這輩子,他都不會放過她了啊……
蘇茶茶澀然而笑,她明明那麽無辜,卻被蓋上了一輩子罪惡的印記,多可笑!
戰煜城手上力道越來越狠,蘇茶茶覺得自己的脖子真的要碎了,但她還是一字一句對着戰煜城說道,“戰煜城,我沒有害死安甯的孩子!”
“戰煜城,你對我所有的恨,都是因爲你以爲我害死了安甯的孩子,要是有一天你發現,我根本就沒有害死安甯的孩子呢?”
“要是你發現,我根本就沒有罪,我沒有害任何人,我在監獄中慘死的孩子,我在監獄中生不如死的那五年,又算是什麽?!誰又該罪該萬死?!我又該不放過誰?!”
戰煜城身子一僵,他一直就認定蘇茶茶是害死安甯孩子的罪魁禍首,他從來都沒有想,若是蘇茶茶是無辜的,他該怎麽辦!

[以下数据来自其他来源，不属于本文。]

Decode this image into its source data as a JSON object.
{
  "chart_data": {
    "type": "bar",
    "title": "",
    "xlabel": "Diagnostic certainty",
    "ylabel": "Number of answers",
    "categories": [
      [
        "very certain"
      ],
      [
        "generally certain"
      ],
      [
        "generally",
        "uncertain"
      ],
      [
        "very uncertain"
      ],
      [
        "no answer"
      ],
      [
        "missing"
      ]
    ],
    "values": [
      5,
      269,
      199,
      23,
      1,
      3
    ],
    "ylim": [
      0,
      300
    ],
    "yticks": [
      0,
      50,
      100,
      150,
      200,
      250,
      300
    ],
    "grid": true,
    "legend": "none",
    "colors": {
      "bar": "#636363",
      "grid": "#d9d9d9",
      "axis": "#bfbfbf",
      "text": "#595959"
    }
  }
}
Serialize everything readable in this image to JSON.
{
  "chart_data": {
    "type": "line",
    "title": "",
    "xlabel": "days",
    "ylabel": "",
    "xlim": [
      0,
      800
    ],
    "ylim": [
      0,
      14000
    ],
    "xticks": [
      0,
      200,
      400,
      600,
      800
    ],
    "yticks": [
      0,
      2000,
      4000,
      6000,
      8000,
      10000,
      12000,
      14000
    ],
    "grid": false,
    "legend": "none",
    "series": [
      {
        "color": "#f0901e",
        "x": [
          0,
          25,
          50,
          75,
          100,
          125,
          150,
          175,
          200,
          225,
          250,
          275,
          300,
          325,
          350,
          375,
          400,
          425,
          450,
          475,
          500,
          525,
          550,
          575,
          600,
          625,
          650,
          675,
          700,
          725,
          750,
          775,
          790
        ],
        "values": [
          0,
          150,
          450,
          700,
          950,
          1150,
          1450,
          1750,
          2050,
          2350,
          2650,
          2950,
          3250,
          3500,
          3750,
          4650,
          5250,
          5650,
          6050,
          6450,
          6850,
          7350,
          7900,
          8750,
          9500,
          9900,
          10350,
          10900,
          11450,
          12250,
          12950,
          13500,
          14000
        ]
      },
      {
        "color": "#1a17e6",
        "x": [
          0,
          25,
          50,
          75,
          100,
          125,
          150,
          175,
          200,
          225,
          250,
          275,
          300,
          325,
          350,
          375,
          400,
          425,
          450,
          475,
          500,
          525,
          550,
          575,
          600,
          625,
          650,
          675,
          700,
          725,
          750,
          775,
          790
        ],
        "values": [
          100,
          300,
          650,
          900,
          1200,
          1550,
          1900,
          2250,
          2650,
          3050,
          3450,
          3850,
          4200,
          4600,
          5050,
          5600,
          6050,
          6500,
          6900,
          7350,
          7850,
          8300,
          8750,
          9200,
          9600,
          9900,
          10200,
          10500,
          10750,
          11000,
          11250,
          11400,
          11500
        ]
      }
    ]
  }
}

是啊,若是蘇茶茶根本就沒有害死安甯的孩子,蘇茶茶那斷掉的小指,她身上抹不掉的傷痕,她慘死的孩子,又算是什麽呢?!
到時候,他戰煜城又該怎麽賠?!
隻怕萬死,都賠不起吧?!
既然,他賠不起,那麽,蘇茶茶就不可能是無辜的!
“蘇茶茶,不可能!證據确鑿,就是你害死了我和小甯的孩子!蘇茶茶,你該死!該死!”
戰煜城說蘇茶茶該死,他的力氣,也是把蘇茶茶的脖子往死裏掐。
蘇茶茶心中又是屈辱又是悲涼,再也說不出一句完整的話語。
跟有些人說話,就是對牛彈琴,她也沒有必要,浪費口舌了。
她隻是覺得可笑,戰煜城一次次對她說,他說,她殺死安甯的孩子,證據确鑿,而所謂的證據确鑿,不過就是安甯的一面之詞罷了!
蘇茶茶背對着戰煜城,但從鏡子中,戰煜城能夠清晰地看到蘇茶茶的臉。
剛才,她的臉,還怒氣盎然,可忽然之間,她的臉上,就沒有了生機。
仿佛,她心已死,現在的她,隻是一具沒有靈魂的軀殼。
掐着蘇茶茶脖子的手,不由自主地緊了緊,明明,他抓得她那麽緊,她的命就攥在他的手中,他還是覺得,他仿佛抓不住她,她正在從他的生命中,一點點溜走。
他怎麽能抓不住蘇茶茶呢!他必須緊緊攥着蘇茶茶,攥着她的命,她要死要活,隻能他戰煜城說了算!
在感情上不開竅的男人,隻會用身體去征服女人,戰煜城現在,就是笨拙地想要用身體去征服蘇茶茶。
他猛地甩開蘇茶茶的脖子,繼續一場征服。
他想,他在身體上征服她了,或許,她就會覺得他比林霄更好,她會看到他的好,回頭看看他,舍不得離開他,他們之間,還能有在一起的機會。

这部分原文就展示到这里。